Eni and Vår Energi to acquire Neptune Energy Group for $4.9B
Eni International (“Eni”) along with Vår Energi (“Vår”) have reached an agreement to acquire Neptune Energy Group Limited (“Neptune”) for an aggregate enterprise value (subject to customary adjustments) of $4.9 billion.
Founded in 2015 in the UK, Neptune is an independent exploration and production company with a portfolio of gas-oriented assets and operations in Western Europe, North Africa, Indonesia and Australia. Neptune was and is currently owned by China Investment Corporation, funds advised by each of Carlyle Group and CVC Capital Partners, and certain management owners.
Eni will acquire assets comprising Neptune’s entire portfolio other than its operations in Germany and Norway. The German operations will be carved out prior to the Eni transaction and the Norwegian operations, will be acquired by Vår directly from Neptune under a separate share purchase agreement (the “Vår transaction”).

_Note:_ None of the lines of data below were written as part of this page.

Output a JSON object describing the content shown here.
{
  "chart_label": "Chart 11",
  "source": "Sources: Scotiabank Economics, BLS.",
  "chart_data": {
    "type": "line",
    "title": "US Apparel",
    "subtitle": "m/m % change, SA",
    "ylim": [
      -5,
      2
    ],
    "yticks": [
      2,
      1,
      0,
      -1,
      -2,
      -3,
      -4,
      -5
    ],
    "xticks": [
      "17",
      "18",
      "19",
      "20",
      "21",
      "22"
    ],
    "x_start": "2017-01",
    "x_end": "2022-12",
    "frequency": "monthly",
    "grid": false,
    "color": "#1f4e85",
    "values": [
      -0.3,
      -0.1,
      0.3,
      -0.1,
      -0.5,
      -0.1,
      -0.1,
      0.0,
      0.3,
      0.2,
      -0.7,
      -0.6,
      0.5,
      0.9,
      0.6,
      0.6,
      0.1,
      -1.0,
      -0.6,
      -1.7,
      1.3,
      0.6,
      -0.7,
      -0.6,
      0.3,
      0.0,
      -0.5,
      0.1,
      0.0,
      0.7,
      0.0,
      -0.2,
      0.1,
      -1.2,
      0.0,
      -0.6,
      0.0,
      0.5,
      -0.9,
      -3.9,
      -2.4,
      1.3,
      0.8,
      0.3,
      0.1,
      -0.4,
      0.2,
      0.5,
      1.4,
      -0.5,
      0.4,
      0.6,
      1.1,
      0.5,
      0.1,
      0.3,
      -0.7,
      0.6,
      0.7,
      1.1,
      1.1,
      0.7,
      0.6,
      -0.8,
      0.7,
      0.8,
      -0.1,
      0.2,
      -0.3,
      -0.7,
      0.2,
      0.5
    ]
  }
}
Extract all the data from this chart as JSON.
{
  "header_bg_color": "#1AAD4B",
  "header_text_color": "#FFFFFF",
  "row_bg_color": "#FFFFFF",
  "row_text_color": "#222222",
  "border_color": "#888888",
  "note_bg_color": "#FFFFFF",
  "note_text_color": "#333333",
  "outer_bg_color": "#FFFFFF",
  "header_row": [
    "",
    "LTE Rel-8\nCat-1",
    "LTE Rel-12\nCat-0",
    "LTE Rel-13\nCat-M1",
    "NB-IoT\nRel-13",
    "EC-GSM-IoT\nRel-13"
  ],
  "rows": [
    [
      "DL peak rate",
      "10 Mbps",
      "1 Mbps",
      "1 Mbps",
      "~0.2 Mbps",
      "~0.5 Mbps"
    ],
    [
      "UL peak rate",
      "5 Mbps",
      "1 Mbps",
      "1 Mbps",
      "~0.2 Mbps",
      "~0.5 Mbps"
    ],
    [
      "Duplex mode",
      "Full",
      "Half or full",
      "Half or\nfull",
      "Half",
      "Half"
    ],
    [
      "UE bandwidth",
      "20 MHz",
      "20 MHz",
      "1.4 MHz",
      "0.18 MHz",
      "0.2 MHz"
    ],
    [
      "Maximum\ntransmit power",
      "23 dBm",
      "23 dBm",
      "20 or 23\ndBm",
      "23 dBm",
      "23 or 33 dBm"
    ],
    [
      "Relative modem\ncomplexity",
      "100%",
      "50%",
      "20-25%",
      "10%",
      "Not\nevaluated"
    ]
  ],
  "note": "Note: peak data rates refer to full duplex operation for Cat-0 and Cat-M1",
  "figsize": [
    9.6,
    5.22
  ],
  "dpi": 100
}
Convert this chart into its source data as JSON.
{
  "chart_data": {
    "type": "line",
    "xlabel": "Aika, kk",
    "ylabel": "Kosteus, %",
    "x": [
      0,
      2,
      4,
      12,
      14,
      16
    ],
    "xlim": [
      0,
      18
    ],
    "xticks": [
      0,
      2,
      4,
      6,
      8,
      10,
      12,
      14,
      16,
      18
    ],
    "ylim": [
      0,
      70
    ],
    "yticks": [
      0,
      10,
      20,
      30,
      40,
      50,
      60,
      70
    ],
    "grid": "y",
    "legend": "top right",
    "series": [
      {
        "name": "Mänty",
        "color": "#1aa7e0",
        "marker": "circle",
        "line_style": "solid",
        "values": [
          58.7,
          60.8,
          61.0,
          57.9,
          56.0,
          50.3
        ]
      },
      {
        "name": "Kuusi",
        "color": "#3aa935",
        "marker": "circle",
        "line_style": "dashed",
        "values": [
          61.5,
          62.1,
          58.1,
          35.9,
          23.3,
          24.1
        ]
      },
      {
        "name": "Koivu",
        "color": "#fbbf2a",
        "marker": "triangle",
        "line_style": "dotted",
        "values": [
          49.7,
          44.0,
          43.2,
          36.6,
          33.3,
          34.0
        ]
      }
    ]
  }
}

The Vår transaction will close immediately prior to the Eni transaction with the proceeds from the Norway sale remaining with the Neptune Global Business purchased by Eni. Vår is a company listed on the Oslo Stock Exchange and is 63% owned by Eni.
The sale is subject to customary conditions, including receipt of necessary regulatory and governmental clearances, and is expected to close in the first quarter of 2024.
The transaction aligns with Eni’s strategy of providing affordable, secure and low carbon energy to society, for which natural gas remains an important source. The transaction is also consistent with Eni’s operating and financial framework, as well as the targets set out in Eni’s 2023-2026 Plan, delivering earnings and cashflow accretion, additional shareholder value and remuneration upside.
The advisors
White & Case as legal advisor to Eni and HSBC acted as exclusive financial advisor to Eni. Ernst & Young as tax and financial due diligence advisor to Eni.
The White & Case team that advised on the transaction was led by partners Michael Immordino (London & Milan) and Leonardo Graffi (Milan), supported by partners Ferigo Foscari, Alessandro Seganfreddo (both Milan) and Richard Jones (London), local partner Andrea Pretti (Milan), associates Nicolò Miglio, Valerio Bianchi (both Milan) and Elena Ruggiu (London) and lawyers Vincenzo Ferrini and Roberta Monasterolo (both Milan). Oil & gas industry expertise was provided by partners David Baker, David Lewis (both London) and Stephen Carlton (Melbourne) and associates Iman Algubari, Henry Brendon, Kathleen McConchie, Lauren Vallender (all London) and Ziad Gadalla (Cairo). Finance expertise was provided by partner Evgeny Scirto Ostrovskiy (Milan & London), local partner Bianca Caruso (Milan) and associates John Sanders, Beatrice Bertuzzi (both Milan) and Andrew Paget (London). Tax expertise was provided by partner Will Smith (London) and associate Lily Teh (London).
Freshfields Bruckhaus Deringer (‘Freshfields’) acted as international counsel on the transaction while Sharkawy & Sarhan acted as Egyptian legal adviser to China Investment Corporation, funds advised by The Carlyle Group and CVC Capital Partners, founder Sam Laidlaw, and certain management owners.
The Freshfields team is being led by partners Graham Watson and Alon Gordon, with support from a team across the network, including partners Toby Bingley, Tom Godwin and Charles Hayes. BAHR is advising on Norwegian law matters, with a team led by partners Thomas Svensen and Trond Lingaas.
Sharkawy & Sarhan Oil & Gas team was led by partner Heba Anwar Raslan who was closely supported by associate Farahnaz Abdel Bary.